As Jim and Pam necessarily recede from the spotlight and the show gets on in years, other characters are becoming broader, with cartoonier gestures. As such, a newer recurring character like new Dunder-Mifflin owner Jo (Kathy Bates) is more outsized than the working stiffs we’ve come to know, with her private jet and her Marmaduke-sized dogs. Her mission to ferret out a whistleblower with help from Michael (Steve Carell) felt a little rambling and anticlimactic; the show got bigger, yet more grounded laughs out of the disgruntled IT guy who’s been lingering on the margins this season.

With the corporate-intrigue plot wrapped up neatly, “Whistleblower” was the first Office finale in a few years to end without a major step forward in master plot, apart from the hint that Michael’s beloved Holly (Amy Ryan) may eventually return, possibly paving the way for Carell’s exit at the end of next season. The Office‘s refusal to indulge in full-blooded romantic tension for the sake of crowd-pleasing is admirable, but results in the show’s age peeking through.

30 Rock, meanwhile, finished an uneven but mostly rewarding fourth season by throwing itself wholeheartedly into romantic dilemmas. For much of the season, Liz (Tina Fey) wrestled with the idea of finding the right man or maybe just settling, while Jack (Alec Baldwin) was torn between his high school sweetheart Nancy (Julianne Moore) and high-powered CNBC host Avery (Elizabeth Banks), both nice stories stretched a bit too thin to work as the season-long arcs they became.

Still, the season’s last episodes added resonance for characters that often seem to be running in place as a side effect of 30 Rock‘s fast-paced, gag-heavy style (the show is just as referential to old sitcom tropes as Community, without the explicit smugness). Liz was back to 30 Rock business as usual, meeting another possible dream date in the form of a dorky pilot (Matt Damon) who happens to worship her NBC comedy series. But Jack made an actual decision to commit to Nancy — followed by fate choosing Avery, as she is pregnant with his child. As on Community, the writers acknowledged that someone could be attracted to two different people without stacking the deck, romantic comedy style, for a clear favorite. Or, as Jack put it: “Haven’t you ever read Archie comics?”
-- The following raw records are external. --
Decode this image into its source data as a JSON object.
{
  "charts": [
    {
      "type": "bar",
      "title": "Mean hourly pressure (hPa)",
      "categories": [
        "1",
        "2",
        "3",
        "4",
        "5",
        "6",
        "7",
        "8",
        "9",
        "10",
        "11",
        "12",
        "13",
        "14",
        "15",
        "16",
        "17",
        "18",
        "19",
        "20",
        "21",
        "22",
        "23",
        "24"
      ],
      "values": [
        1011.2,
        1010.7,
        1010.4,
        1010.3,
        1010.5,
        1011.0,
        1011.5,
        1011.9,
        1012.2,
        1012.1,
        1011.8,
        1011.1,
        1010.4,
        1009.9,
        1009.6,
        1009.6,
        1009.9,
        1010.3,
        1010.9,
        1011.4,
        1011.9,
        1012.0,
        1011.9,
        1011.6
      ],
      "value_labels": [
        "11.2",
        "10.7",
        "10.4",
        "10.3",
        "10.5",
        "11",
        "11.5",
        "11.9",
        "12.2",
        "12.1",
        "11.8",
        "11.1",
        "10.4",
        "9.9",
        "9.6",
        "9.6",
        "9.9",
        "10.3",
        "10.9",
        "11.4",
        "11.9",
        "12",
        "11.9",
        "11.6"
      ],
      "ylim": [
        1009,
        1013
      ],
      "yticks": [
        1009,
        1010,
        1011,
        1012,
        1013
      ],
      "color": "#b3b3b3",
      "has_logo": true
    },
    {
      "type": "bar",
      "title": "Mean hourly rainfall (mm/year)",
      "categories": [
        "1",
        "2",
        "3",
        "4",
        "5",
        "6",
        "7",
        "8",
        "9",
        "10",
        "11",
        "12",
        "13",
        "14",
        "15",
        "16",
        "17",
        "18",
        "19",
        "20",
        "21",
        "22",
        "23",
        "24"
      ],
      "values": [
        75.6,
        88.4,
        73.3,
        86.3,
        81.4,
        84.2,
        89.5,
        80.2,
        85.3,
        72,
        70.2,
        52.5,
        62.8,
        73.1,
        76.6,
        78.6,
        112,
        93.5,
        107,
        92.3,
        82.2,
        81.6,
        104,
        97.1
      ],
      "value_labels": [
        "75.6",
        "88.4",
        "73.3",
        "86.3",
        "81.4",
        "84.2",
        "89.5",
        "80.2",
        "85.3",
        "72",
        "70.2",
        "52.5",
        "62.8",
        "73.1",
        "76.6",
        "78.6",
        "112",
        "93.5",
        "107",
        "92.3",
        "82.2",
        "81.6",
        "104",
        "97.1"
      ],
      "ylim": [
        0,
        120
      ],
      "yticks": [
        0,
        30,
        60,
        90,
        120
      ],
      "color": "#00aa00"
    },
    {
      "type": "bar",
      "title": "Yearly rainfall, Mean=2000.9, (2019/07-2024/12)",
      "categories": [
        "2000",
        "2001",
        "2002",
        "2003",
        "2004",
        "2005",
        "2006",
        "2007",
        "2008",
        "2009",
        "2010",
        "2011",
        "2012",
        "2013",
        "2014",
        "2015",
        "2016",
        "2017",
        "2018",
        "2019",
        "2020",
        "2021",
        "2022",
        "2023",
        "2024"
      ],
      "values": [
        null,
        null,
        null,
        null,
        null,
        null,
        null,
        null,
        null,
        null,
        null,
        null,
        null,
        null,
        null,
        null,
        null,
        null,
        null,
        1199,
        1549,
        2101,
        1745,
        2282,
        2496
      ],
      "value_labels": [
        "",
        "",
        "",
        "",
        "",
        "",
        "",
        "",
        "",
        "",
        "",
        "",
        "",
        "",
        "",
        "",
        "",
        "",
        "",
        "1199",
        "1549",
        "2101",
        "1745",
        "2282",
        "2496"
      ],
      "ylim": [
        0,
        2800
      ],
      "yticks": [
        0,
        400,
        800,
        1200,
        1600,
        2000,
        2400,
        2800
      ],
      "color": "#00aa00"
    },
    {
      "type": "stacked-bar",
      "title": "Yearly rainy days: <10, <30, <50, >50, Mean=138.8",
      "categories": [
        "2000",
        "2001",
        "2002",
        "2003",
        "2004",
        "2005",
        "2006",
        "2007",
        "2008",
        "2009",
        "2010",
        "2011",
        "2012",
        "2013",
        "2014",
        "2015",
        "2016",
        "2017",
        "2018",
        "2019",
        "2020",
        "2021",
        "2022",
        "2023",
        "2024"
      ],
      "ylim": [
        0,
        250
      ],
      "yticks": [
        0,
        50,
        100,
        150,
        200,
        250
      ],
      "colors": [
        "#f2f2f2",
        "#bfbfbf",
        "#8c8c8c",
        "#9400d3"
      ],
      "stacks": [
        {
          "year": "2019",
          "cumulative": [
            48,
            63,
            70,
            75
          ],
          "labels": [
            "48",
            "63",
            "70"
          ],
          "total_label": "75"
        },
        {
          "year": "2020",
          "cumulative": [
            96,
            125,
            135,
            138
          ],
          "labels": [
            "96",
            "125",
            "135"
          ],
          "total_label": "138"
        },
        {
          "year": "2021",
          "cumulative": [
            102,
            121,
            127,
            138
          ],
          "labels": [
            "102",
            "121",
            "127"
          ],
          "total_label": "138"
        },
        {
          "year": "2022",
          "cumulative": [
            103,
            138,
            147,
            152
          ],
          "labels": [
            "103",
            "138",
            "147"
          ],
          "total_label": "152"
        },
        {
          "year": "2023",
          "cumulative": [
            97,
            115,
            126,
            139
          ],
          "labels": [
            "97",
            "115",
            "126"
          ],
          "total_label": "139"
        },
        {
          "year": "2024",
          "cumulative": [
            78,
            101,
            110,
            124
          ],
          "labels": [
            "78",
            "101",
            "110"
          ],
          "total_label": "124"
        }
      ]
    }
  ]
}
If the newer shows keep following the Office model while remaining true to their own idiosyncratic styles, the confident but realistic hope of season champ Parks and Recreation could be realized for a few more years. A bigger question may be whether NBC will continue to offer such high-quality comedy in a world that has turned away from Must-See Thursday and embraced the CBS Laff-Track Monday (with lonely How I Met Your Mother representing for strong writing). Already NBC has announced plans to bench Parks (the lowest-rated of the bunch) until midseason, subbing in the new comedy Outsourced. It may well turn out to be a strong addition to the network’s high-quality comedy roster, but early clips make it look suspiciously like the single-camera version of those ’90s failures: a network exec’s focus-grouped, shopworn idea of how to make a hip new comedy. Must-See TV could still wind up as a flat joke unto itself.